You may well have heard about how debt consolidation loans get you in the way of absolute financial freedom, i.e., a life free from debt, but have you ever stopped to wonder how loan consolidation interest rates are computed?
If you have a consolidation loan and have not stopped to figure out your interest rate, it may be time to do so. If you think about it, this is an important thing to do considering that the only things that truly matter in these loans are the interest rates and how much money is owed after interest.
Debt consolidation loans were invented out of necessity. People today have a tendency to take on more debt than they can reasonably handle at one time. At any given point, people are trying to juggle mortgage payments, credit card payments, and a myriad of other debts. People needed and even demanded that a solution be offered to help ease the burden of mounting debts and too many monthly payments. These especially common problems facing students.
With the high cost of education, students needed a way to wipe out their loans. And what better way to wipe out loans than to take out a debt consolidation loan? Debt consolidation loans are an offspring of the need to wipe out the average consumer's myriad of debts. At their very simplest, debt consolidation loans are granted by debt consolidation loan companies or the government. What they do is round up all your debts and pay for them. A debtor, on the other hand, pays only a single monthly payment.
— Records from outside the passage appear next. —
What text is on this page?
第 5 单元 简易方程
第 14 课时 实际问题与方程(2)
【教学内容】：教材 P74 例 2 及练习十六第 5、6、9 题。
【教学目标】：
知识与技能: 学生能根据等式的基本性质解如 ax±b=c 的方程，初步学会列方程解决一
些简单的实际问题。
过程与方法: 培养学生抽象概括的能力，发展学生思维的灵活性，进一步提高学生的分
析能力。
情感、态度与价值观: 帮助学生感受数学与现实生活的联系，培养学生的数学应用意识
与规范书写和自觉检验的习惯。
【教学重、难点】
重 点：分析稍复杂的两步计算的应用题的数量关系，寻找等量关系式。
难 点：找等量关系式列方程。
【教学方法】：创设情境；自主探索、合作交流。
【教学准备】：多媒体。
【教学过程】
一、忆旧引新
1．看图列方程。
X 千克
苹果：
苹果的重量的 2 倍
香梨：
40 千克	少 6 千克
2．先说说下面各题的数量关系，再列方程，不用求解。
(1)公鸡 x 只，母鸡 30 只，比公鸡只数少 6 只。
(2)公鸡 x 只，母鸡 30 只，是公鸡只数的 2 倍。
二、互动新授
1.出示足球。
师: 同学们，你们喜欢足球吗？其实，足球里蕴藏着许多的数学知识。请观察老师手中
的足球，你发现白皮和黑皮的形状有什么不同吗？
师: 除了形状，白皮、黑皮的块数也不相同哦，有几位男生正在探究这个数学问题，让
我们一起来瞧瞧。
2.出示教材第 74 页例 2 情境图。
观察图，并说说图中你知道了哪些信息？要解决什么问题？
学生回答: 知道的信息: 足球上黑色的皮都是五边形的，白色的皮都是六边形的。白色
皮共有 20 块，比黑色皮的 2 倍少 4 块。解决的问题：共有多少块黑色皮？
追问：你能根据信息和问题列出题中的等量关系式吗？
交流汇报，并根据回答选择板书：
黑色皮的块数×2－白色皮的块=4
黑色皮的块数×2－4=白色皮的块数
People who have come to rely on and like debt consolidation loans do so because the loans make it easy for them to manage their debt by eliminating the necessity for multiple payments, due dates, and interest rates. Interest rates are considerably lower on consolidation loans than they are on high interest loans such as credit cards, and the payment terms are extended to between ten and thirty years. Simplified, all of this means that debt consolidation loans can make managing debt much easier.
There are two types of debt consolidation loans for students. One is offered by the United States government and the other is offered by various private lending institutions. Each of these loan types has a different formula with which they compute your interest rate, and the federal loans have a cap on the amount of interest that they can impose on a loan. Private student loan consolidation has much more variable interest.
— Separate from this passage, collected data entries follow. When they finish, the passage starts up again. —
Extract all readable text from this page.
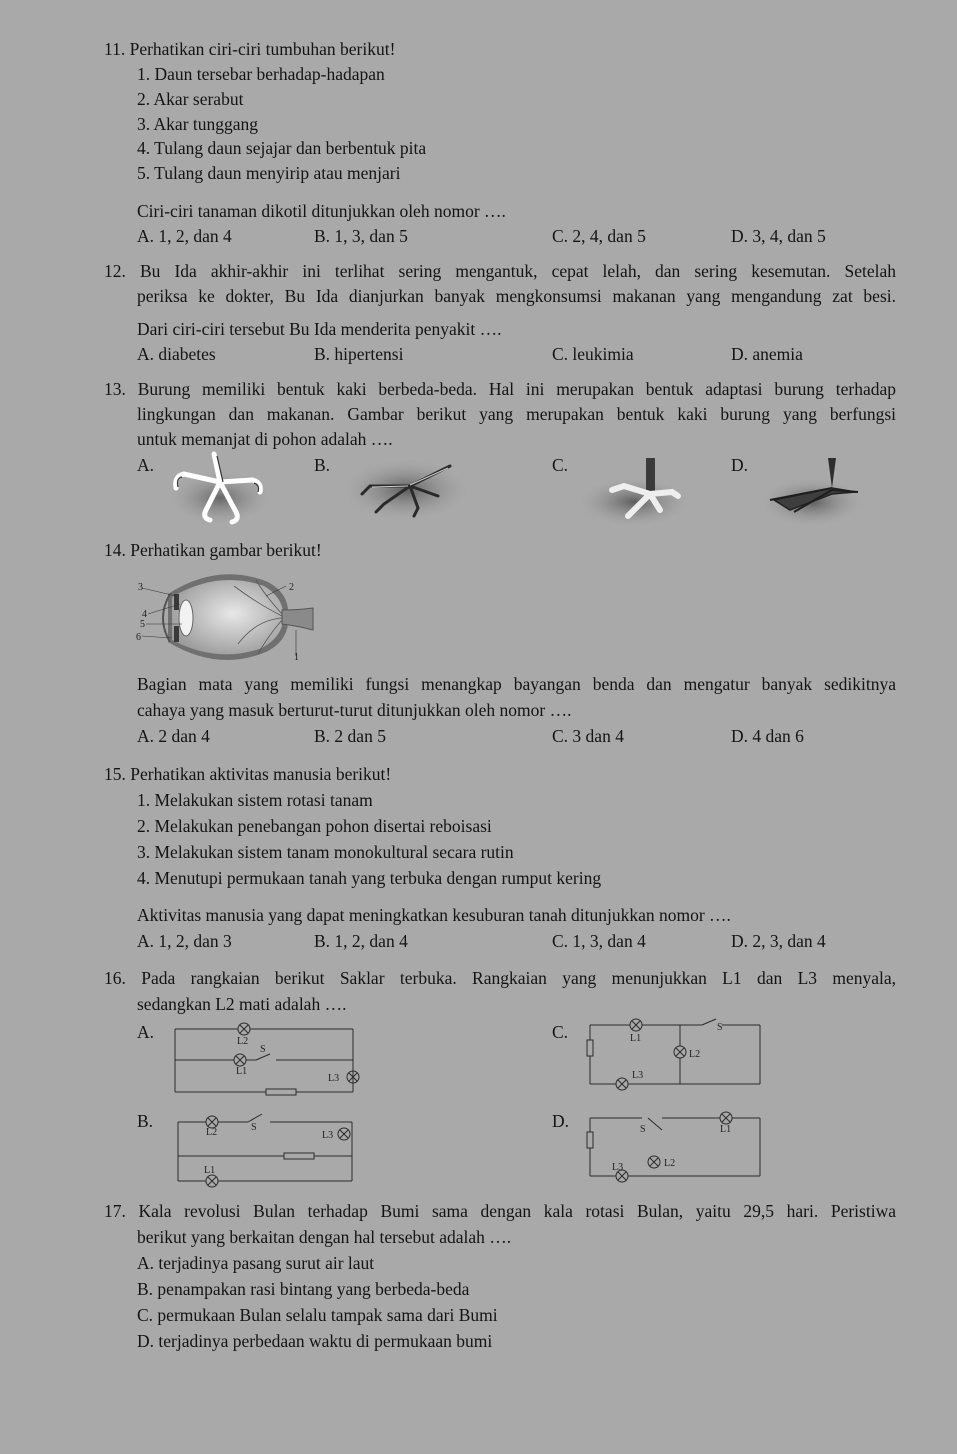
11. Perhatikan ciri-ciri tumbuhan berikut!
1. Daun tersebar berhadap-hadapan
2. Akar serabut
3. Akar tunggang
4. Tulang daun sejajar dan berbentuk pita
5. Tulang daun menyirip atau menjari
Ciri-ciri tanaman dikotil ditunjukkan oleh nomor ….
A. 1, 2, dan 4	B. 1, 3, dan 5	C. 2, 4, dan 5	D. 3, 4, dan 5
12. Bu Ida akhir-akhir ini terlihat sering mengantuk, cepat lelah, dan sering kesemutan. Setelah
periksa ke dokter, Bu Ida dianjurkan banyak mengkonsumsi makanan yang mengandung zat besi.
Dari ciri-ciri tersebut Bu Ida menderita penyakit ….
A. diabetes	B. hipertensi	C. leukimia	D. anemia
13. Burung memiliki bentuk kaki berbeda-beda. Hal ini merupakan bentuk adaptasi burung terhadap
lingkungan dan makanan. Gambar berikut yang merupakan bentuk kaki burung yang berfungsi
untuk memanjat di pohon adalah ….
A.	B.	C.	D.
14. Perhatikan gambar berikut!
1
2
3
4
5
6
Bagian mata yang memiliki fungsi menangkap bayangan benda dan mengatur banyak sedikitnya
cahaya yang masuk berturut-turut ditunjukkan oleh nomor ….
A. 2 dan 4	B. 2 dan 5	C. 3 dan 4	D. 4 dan 6
15. Perhatikan aktivitas manusia berikut!
1. Melakukan sistem rotasi tanam
2. Melakukan penebangan pohon disertai reboisasi
3. Melakukan sistem tanam monokultural secara rutin
4. Menutupi permukaan tanah yang terbuka dengan rumput kering
Aktivitas manusia yang dapat meningkatkan kesuburan tanah ditunjukkan nomor ….
A. 1, 2, dan 3	B. 1, 2, dan 4	C. 1, 3, dan 4	D. 2, 3, dan 4
16. Pada rangkaian berikut Saklar terbuka. Rangkaian yang menunjukkan L1 dan L3 menyala,
sedangkan L2 mati adalah ….
A.	C.
B.	D.
L2
S
L1
L3
L1
L2
L3
S
L2	S
L3
L1
S	L1
L2
L3
17. Kala revolusi Bulan terhadap Bumi sama dengan kala rotasi Bulan, yaitu 29,5 hari. Peristiwa
berikut yang berkaitan dengan hal tersebut adalah ….
A. terjadinya pasang surut air laut
B. penampakan rasi bintang yang berbeda-beda
C. permukaan Bulan selalu tampak sama dari Bumi
D. terjadinya perbedaan waktu di permukaan bumi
Still, we must show you how the interest rated on these loans are computed.
Interest rates vary from one private lender to the next. Typical interest takes into account the current LIBOR average. On one debt consolidation site, the offered interest is one month LIBOR plus between 1 and 1.75% of the total amount owed.
The interest rate on these loans rises quarterly, at the rate of one month LIBOR plus 5 to 5.75 percent of the amount of credit given to the borrower. In addition to the interest, the borrower also has to pay origination fees, which range from between zero and five percent of the amount of credit provided.
On federal student consolidation loans, the interest rate is fixed and is equal to the weighted average of the interest rates on all of the loans combined rounded to the nearest one eighth of a percentage point but capped off at eight and a quarter percent.